The man has apparently been killed by one or more of a group of soldiers just out of the army. If so, the questions are:’ who?’ and ‘why?’.
Robert Young stars as police homicide captain Finlay who uncovers evidence that the demobilised soldiers are involved in the death of Joseph Samuels. Robert Mitchum also stars as Sergeant Keeley, who starts his own investigation to clear his friend Mitchell (George Cooper), who looks guilty through circumstantial evidence.
Among the many and various fine virtues of Crossfire are the distinguished performances from the three contrasting starring Roberts (Young, Mitchum and Ryan), J Roy Hunt’s Expressionist night cinematography and John Paxton’s thought-provoking screenplay. Notably, the victim is changed in the movie version from being a homosexual in Richard Brooks’s original novel The Brick Foxhole.
There was a clutch of 1948 Oscar nominations, five in all, including Best Picture, Best Director, Best Supporting Actor (Ryan), Best Supporting Actress (Grahame) and Best Screenplay, but it won none. And it didn’t turn its 1949 Bafta nomination for Best Film from any Source into a win either. It did win the Best Social Film award at the 1947 Cannes Film Festival though, and quite rightly.
It was Ryan’s only ever Oscar nomination. He strongly opposed McCarthyism and its abuse of innocent people. A pacifist, he campaigned for civil rights and restricting nuclear weapons.
Tragically, however, this was the very type of liberal-minded, left-leaning movie that started the McCarthy witchhunt, and Dmytryk was destined to be one of the Hollywood Ten, shamefully jailed for his beliefs, convictions and conscience.

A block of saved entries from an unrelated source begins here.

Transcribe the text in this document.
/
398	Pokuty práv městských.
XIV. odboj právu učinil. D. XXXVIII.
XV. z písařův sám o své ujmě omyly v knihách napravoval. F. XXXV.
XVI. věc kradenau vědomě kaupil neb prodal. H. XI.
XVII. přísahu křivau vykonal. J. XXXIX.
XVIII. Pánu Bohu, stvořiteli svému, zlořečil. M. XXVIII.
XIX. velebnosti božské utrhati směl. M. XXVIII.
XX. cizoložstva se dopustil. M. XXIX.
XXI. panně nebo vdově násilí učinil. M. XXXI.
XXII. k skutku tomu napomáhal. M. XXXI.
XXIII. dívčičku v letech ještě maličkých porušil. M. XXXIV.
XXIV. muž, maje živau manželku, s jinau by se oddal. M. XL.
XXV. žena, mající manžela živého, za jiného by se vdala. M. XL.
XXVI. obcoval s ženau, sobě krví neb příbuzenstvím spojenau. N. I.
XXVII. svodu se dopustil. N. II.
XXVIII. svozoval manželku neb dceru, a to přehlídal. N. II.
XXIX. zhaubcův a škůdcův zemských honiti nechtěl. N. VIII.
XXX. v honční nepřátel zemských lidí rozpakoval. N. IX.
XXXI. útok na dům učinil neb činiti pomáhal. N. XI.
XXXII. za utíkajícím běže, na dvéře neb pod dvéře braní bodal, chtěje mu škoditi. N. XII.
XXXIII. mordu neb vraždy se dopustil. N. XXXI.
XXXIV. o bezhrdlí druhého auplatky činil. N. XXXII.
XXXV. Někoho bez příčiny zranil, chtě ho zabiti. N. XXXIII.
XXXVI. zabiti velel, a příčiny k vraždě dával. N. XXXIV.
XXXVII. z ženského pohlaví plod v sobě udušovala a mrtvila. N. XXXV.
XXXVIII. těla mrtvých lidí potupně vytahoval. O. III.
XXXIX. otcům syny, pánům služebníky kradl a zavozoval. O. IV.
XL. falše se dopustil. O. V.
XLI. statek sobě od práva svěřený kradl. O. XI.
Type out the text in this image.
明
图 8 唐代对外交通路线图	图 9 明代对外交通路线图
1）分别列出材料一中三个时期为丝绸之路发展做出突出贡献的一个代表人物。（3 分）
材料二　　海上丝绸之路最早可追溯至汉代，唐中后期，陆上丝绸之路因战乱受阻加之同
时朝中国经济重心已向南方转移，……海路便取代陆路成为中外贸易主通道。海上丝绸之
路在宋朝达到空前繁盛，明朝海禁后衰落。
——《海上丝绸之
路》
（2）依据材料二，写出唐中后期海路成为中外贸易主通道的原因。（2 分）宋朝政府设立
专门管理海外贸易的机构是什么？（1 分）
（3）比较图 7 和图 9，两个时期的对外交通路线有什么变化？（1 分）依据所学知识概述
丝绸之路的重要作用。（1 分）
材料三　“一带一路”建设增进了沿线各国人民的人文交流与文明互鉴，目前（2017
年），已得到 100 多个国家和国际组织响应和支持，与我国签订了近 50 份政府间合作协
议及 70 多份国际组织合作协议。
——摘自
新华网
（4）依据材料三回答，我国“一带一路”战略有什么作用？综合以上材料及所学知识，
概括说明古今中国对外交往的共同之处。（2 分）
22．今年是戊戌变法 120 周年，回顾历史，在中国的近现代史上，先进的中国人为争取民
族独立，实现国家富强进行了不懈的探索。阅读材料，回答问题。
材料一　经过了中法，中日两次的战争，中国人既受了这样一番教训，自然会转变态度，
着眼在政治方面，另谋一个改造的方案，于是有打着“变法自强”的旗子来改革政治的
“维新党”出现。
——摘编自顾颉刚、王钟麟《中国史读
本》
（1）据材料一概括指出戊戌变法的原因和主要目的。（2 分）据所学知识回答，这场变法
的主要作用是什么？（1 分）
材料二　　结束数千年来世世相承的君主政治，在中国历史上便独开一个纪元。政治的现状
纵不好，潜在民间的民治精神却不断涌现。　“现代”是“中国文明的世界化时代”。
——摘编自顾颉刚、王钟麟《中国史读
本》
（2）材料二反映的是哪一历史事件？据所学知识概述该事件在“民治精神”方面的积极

Also in the cast are Gloria Grahame as Ginny, Paul Kelly, Sam Levene, Jacqueline White, Steve Brodie, Lex Barker, Richard Powers, Richard Benedict, William Phipps, Marlo Dwyer, Harry Harvey, Carl Faulkner, Jay Norris, Robert Bray, Philip Morris and Allen Ray.
Although it was a hit, grossing $1,300,000 on a $250,000 budget, no American studio would hire blacklisted Dmytryk until he named names to the HUAC in 1951. Producer Adrian Scott got no further screen credit for two decades, and died before he could see Crossfire.
Crossfire is directed by Edward Dmytryk, runs 85 minutes, is made and released by RKO Radio Pictures, is written by John Paxton, based on Richard Brooks’s novel The Brick Foxhole, is shot in black and white by J Roy Hunt, is produced by Dore Schary and Adrian Scott, is scored by Roy Webb and Constantin Bakaleinikoff and designed by Alfred Herman.
William Phipps, who made his big-screen debut as Leroy in Crossfire, died on 1 aged 96. Among his 229 credits, he voiced Prince Charming in Disney’s cartoon classic Cinderella (1950), starred in Arch Oboler’s end-of-the-world melodrama Five (1951) and played Wash Perry in The War of the Worlds (1953) and Doug Smith in Cat-Women of the Moon (1953).